Кеннеди не сразу разобрал слова, не сразу узнал мелодию, но, вслушавшись, он ринулся к женщинам, стал раздавать пинки, кричать, плевать в лица, сбивать с ног нас, все еще режущих соломинки…
— По комнатам! В барак! Без обеда! Без ужина! Без прогулки на всю неделю!.. — вопил он, толкая перед собой побледневшую от волнения фрау Йобст.
Наказание было прервано. Солдаты загнали нас в барак и заперли двери. Они забыли отнять от нас ножнички, и с того дня в женском бараке стали делать маникюр.
«ЛАГЕРЬ КОЛЛЕР»
«Лагерной холерой» называлась та болезнь, которой заболевали все, кто раньше, кто позже: и сильные и слабые, и молодые и старые, и одинокие и те, кого на свободе ждала семья. Болезнь выражалась в том, что человек на голодном пайке совсем терял аппетит. Он становился неразговорчивым, угрюмым, то апатичным, то раздражительным и обычно проводил дни и ночи в лежании и смотрении в одну точку.
У одних, устойчивых и крепких, лагерная холера проходила без всяких последствий для кого-либо, кроме самого больного. Она продолжалась более длинный или короткий период и в один, обычно неожиданно солнечный день, под влиянием тепла, света, чьей-то улыбки, чьей-то дружеской ласки — исчезала. Но был и второй, опасный тип заболевания.
Заболевшего этой болезнью сразу же замечал опытный глаз тюремщиков. Они знали, что теперь у них имеется шанс заставить «холерного» говорить, то есть, что он созрел для допроса, на котором он сам «признается» во всех обвинениях и назовет других, целый ряд имен.
В помещение Эф-Эс-Эс вызывали на допрос почти ежедневно, поскольку капитан Кеннеди и его «борзые» были в лагере.

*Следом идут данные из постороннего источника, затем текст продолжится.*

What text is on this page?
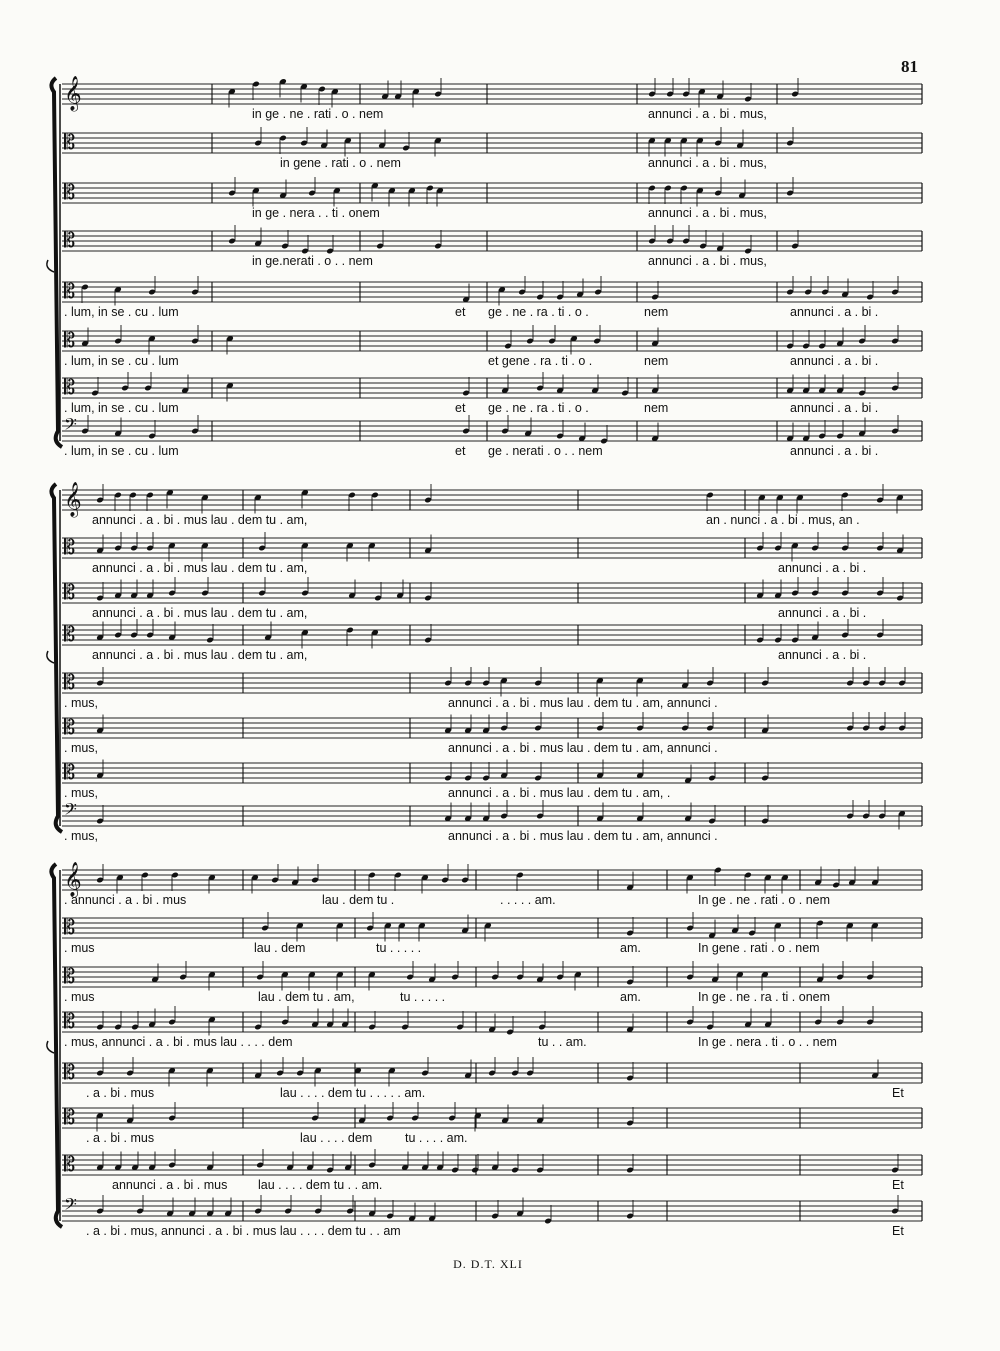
81
𝄞
in ge . ne . rati . o . nem	annunci . a . bi . mus,
𝄡
in gene . rati . o . nem	annunci . a . bi . mus,
𝄡
in ge . nera . . ti . onem	annunci . a . bi . mus,
𝄡
in ge.nerati . o . . nem	annunci . a . bi . mus,
𝄡
. lum, in se . cu . lum	et ge . ne . ra . ti . o .	nem	annunci . a . bi .
𝄡
. lum, in se . cu . lum	et gene . ra . ti . o .	nem	annunci . a . bi .
𝄡
. lum, in se . cu . lum	et ge . ne . ra . ti . o .	nem	annunci . a . bi .
𝄢
. lum, in se . cu . lum	et ge . nerati . o . . nem	annunci . a . bi .
𝄞
annunci . a . bi . mus lau . dem tu . am,	an . nunci . a . bi . mus, an .
𝄡
annunci . a . bi . mus lau . dem tu . am,	annunci . a . bi .
𝄡
annunci . a . bi . mus lau . dem tu . am,	annunci . a . bi .
𝄡
annunci . a . bi . mus lau . dem tu . am,	annunci . a . bi .
𝄡
. mus,	annunci . a . bi . mus lau . dem tu . am, annunci .
𝄡
. mus,	annunci . a . bi . mus lau . dem tu . am, annunci .
𝄡
. mus,	annunci . a . bi . mus lau . dem tu . am, .
𝄢
. mus,	annunci . a . bi . mus lau . dem tu . am, annunci .
𝄞
. annunci . a . bi . mus	lau . dem tu .	. . . . . am.	In ge . ne . rati . o . nem
𝄡
. mus	lau . dem	tu . . . . .	am.	In gene . rati . o . nem
𝄡
. mus	lau . dem tu . am,	tu . . . . .	am.	In ge . ne . ra . ti . onem
𝄡
. mus, annunci . a . bi . mus lau . . . . dem	tu . . am.	In ge . nera . ti . o . . nem
𝄡
. a . bi . mus	lau . . . . dem tu . . . . . am.	Et
𝄡
. a . bi . mus	lau . . . . dem	tu . . . . am.
𝄡
annunci . a . bi . mus lau . . . . dem tu . . am.	Et
𝄢
. a . bi . mus, annunci . a . bi . mus lau . . . . dem tu . . am	Et
D. D.T. XLI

Но они путешествовали. Благодаря «латрине» и приезжающим, мы узнали, что, кроме Вольфсберга, существуют еще два небольших вспомогательных лагеря. Вскоре один из них, Федераум, был ин корпоре переселен к нам. С этой партией прибыла и русская, Машенька И., бывшая военная служащая немецкого Вермахта, хохлушечка из-под Полтавы, подсоветская, однако, прекрасно говорившая по-немецки с акцентом, в котором ей могли позавидовать австрийки. Приезд этой веселой, симпатичной девушки внес в мою жизнь большую радость.